Dama en amarillo escribiendo Johannes Vermeer |
Estoy tan contenta. Aunque me gustaría
vestirme con algo más cómodo, él quiere que esté siempre bien arreglada. Se lo
merece y tiene razón. ¡Si hasta tengo una doncella que me peina y me pone los
lazos en la cabeza! Y nunca paso frío, siempre hay braseros o salamandras
encendidas. Las joyas, menos las perlas, me las pongo por la tarde cuando
él viene, pero las perlas me gustan y me las quito y las toco, las acaricio. Es
una suavidad como el caparazón de algunos animalitos, de esos que ya no veo y
tienen una blancura como de luna, lunas grandes que emborrachan cuando las
miras en cielos abiertos. Aquí, en la ciudad, es más difícil, sobre todo si la
tengo que atisbar desde una ventana enrejada o desde el patio. Ahí parece que
la pierdo, que no puedo apreciarla en toda la soledad que tiene en el campo.

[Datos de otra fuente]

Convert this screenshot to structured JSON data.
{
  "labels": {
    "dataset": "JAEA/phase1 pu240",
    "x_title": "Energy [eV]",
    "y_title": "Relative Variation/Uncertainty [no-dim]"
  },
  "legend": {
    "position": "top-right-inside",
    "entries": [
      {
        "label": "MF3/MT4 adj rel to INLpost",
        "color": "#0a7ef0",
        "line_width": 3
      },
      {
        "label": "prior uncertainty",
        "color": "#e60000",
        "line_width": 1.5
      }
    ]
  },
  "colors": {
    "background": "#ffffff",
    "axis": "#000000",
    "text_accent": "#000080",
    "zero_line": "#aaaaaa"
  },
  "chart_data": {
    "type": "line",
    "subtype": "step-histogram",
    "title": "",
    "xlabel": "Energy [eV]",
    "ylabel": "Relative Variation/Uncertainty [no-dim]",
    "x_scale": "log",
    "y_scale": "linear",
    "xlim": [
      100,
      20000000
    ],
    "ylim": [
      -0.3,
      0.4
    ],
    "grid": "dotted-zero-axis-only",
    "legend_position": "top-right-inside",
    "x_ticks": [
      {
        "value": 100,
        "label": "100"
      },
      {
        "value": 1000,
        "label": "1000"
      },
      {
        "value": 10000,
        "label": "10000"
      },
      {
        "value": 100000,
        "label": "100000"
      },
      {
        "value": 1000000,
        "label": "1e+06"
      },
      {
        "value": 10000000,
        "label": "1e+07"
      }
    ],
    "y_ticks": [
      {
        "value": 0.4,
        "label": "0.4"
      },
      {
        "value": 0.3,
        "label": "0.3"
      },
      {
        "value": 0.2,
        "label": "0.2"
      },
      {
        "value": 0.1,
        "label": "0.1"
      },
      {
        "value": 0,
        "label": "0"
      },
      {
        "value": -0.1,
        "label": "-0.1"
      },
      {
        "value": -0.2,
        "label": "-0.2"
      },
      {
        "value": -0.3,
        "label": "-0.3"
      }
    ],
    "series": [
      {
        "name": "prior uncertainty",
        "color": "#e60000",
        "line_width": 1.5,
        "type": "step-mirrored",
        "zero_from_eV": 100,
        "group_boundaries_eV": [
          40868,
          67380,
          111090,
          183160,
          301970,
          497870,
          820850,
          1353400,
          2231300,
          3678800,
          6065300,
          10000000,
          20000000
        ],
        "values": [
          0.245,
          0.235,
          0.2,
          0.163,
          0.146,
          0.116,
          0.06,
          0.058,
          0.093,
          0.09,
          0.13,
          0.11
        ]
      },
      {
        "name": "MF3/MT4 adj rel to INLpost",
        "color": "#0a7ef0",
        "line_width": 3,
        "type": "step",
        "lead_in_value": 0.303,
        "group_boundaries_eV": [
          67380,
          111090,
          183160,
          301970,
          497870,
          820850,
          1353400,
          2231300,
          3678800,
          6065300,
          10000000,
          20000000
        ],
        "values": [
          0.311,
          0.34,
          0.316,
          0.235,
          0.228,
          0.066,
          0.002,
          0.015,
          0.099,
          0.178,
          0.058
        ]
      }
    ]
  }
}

Porque soledad sí tengo, no me importa, porque puedo escribir; también me trae
libros y tengo un preceptor, un viejo grasiento que huele a sótano y que me
instruye con paciencia y algún pellizco, un poco prolongado a veces. Le
advierto que se la mostraré al señor si me deja una sola marca, una sola rojez,
pues la delicadeza de mi piel es una de las cosas que más le gusta. ¡Qué
sorpresa! Una flor tan delicada en medio del estiércol. Eso es lo que yo era,
dijo él. Y ahora, soy la misma flor, pero ya no hay estiércol a mi alrededor.

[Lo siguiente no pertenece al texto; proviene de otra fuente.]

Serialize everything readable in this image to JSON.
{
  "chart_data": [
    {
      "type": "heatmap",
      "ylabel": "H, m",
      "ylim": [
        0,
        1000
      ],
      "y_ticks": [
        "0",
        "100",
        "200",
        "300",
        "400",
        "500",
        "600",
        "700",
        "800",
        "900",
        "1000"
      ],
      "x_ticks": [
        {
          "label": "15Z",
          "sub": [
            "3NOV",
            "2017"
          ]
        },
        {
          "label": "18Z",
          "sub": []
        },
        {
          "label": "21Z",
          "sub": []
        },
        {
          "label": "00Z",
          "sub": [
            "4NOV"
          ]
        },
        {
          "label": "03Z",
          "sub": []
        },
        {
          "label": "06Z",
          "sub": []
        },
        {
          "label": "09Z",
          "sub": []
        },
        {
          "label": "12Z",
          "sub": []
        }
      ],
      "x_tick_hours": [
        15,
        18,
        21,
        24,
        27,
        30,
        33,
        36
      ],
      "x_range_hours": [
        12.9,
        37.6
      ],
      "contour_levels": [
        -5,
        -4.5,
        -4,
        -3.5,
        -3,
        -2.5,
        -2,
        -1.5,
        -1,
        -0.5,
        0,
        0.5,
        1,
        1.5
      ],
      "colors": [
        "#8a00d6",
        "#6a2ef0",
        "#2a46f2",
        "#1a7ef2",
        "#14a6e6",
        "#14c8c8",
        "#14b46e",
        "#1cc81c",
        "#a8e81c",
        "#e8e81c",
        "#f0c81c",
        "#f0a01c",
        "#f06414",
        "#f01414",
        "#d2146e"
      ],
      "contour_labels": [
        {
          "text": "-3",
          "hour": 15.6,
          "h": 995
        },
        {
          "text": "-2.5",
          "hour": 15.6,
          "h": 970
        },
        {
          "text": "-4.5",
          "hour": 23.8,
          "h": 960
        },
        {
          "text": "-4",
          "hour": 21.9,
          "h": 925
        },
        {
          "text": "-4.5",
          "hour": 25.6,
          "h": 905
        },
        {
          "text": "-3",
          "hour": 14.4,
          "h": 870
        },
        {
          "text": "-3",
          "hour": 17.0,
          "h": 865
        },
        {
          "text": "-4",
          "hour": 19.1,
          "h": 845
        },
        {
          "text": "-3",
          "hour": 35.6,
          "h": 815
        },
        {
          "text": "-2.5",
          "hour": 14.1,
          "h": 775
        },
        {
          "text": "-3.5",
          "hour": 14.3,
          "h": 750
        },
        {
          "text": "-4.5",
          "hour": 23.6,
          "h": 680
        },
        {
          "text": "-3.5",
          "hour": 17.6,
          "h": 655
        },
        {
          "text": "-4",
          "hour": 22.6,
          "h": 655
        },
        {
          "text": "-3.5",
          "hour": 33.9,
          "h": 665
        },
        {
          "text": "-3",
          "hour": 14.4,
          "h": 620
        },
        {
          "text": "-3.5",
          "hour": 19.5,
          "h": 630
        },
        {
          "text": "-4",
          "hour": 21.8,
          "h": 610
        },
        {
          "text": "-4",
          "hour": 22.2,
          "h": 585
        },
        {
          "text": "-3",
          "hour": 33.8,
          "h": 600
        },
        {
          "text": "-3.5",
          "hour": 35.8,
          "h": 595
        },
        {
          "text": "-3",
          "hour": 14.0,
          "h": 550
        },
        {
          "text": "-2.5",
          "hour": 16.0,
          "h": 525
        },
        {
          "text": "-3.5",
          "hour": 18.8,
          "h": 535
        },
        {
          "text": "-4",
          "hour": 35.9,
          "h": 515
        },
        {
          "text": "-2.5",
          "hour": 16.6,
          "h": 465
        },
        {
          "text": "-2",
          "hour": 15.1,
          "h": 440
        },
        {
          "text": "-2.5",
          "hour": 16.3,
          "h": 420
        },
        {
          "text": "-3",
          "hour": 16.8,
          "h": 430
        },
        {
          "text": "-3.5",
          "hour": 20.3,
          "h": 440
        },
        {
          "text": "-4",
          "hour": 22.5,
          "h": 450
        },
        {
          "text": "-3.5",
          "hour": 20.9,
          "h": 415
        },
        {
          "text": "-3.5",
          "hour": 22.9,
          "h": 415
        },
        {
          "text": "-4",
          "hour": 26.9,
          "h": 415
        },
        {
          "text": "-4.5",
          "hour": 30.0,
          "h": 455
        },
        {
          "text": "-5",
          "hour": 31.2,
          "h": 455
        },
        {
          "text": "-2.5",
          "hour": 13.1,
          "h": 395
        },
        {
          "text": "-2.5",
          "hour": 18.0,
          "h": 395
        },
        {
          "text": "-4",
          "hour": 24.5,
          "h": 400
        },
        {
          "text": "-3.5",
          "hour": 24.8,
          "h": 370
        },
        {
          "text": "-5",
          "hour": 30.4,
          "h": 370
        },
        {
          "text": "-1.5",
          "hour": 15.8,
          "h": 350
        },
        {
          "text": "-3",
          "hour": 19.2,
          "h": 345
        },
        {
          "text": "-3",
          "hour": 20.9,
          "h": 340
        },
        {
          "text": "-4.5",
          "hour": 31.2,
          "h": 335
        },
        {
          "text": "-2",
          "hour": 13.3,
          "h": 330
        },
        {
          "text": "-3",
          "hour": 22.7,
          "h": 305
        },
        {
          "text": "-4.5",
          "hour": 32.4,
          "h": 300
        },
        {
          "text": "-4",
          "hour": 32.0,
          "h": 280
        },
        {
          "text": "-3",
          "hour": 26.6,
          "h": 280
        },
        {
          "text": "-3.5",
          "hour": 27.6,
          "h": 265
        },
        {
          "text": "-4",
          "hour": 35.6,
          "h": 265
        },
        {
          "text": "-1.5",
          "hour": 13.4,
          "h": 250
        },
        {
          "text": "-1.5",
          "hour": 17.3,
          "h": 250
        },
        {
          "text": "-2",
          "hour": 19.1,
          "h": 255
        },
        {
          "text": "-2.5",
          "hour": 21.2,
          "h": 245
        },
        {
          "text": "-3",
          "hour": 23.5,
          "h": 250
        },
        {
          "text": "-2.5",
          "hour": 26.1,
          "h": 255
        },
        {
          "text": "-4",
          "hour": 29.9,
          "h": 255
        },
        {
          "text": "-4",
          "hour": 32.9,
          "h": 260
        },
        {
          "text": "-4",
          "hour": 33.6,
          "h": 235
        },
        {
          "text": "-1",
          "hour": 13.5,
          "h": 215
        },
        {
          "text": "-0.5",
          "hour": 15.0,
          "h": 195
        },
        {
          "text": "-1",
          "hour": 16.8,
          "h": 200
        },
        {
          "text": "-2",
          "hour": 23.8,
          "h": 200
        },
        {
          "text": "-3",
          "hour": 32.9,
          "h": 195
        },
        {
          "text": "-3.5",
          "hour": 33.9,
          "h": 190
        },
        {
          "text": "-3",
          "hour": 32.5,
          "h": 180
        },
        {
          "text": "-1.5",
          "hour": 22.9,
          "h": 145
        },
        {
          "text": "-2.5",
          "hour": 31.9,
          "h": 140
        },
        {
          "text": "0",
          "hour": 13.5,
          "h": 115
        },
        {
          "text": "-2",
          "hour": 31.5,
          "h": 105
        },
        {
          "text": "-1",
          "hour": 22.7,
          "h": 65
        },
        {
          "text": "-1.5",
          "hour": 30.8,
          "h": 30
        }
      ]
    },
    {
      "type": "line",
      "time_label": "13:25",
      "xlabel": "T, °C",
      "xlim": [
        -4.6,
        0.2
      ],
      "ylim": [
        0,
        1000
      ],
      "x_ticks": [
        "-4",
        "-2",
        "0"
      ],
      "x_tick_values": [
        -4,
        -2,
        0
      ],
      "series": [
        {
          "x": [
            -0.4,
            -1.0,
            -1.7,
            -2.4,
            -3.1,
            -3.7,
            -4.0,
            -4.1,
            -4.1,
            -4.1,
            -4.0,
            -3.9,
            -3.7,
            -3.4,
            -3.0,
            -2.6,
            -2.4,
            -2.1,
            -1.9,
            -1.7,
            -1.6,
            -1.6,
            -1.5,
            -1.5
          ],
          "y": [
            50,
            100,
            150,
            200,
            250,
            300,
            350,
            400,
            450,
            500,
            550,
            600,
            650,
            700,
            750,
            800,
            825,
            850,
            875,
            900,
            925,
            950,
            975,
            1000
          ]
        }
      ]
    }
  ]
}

Él quiere que sea instruida, dice que soy su obra perfecta, y también aprendo a
cantar. He escondido unos zuecos y, a veces, cuando estoy sola, bueno sola
estoy siempre, cuando me aprietan más mis recuerdos, me gusta ponérmelos
y pisar muy fuerte, oír como repiquetean, me subo las faldas hasta las rodillas
y golpeo el suelo y canto a mi manera, con la voz grave y con el cántico de
amor que dedicaba a los mirlos y a Hans, mi novio. La que me guarda luego
se lo cuenta, pero él dice que me dejen, que todavía es pronto. Cuando veo las
manos del señor, anchas, con los dedos llenos de sortijas, pienso que si se las
quitase, serían como las de cualquier campesino y que si no se perfumara tanto,
olería como huelen los hombres corrientes. Pero él las mueve acompasadamente
sobre la tripa gruesa, cubierta de terciopelo, como si se acariciara, y me mira
y yo no sé qué hacer, y no le quiero hablar de cuando me bañaba en el río, ni
cómo me gustaba el calor del heno en el pajar, o recoger los huevos. Él solo
quiere que yo esté muy quieta, me mira y me remira, como hace con sus cuadros y
sus muebles. Dice que a lo mejor me hacen un retrato. Tiene muchos de otras
mujeres. A veces me hace seguirle y me va explicando lo que es y lo que vale
cada cosa; yo sé que por mí ha pagado mucho. Así que, como he aprendido a
escribir, escribo cada día lo que recuerdo, cada pequeña cosa que hacía, el
olor de la hierba cortada, el del estiércol, el de la sal del mar cuando cambia
el viento, el ruido de la cuchara contra el plato de estaño, mi madre, el
calor de las manos de Hans y sus ojos duros, asombrados, cuando le velamos.
El adiós. Y ahora lo escribo todo para recordar lo que fui.
Me ha dicho que cuando llegue el buen
tiempo me llevará a otra casa que tiene, tardaremos dos jornadas de viaje y ahí
sí podré pasear. Ya falta poco, veo como despuntan las flores en la jardinera.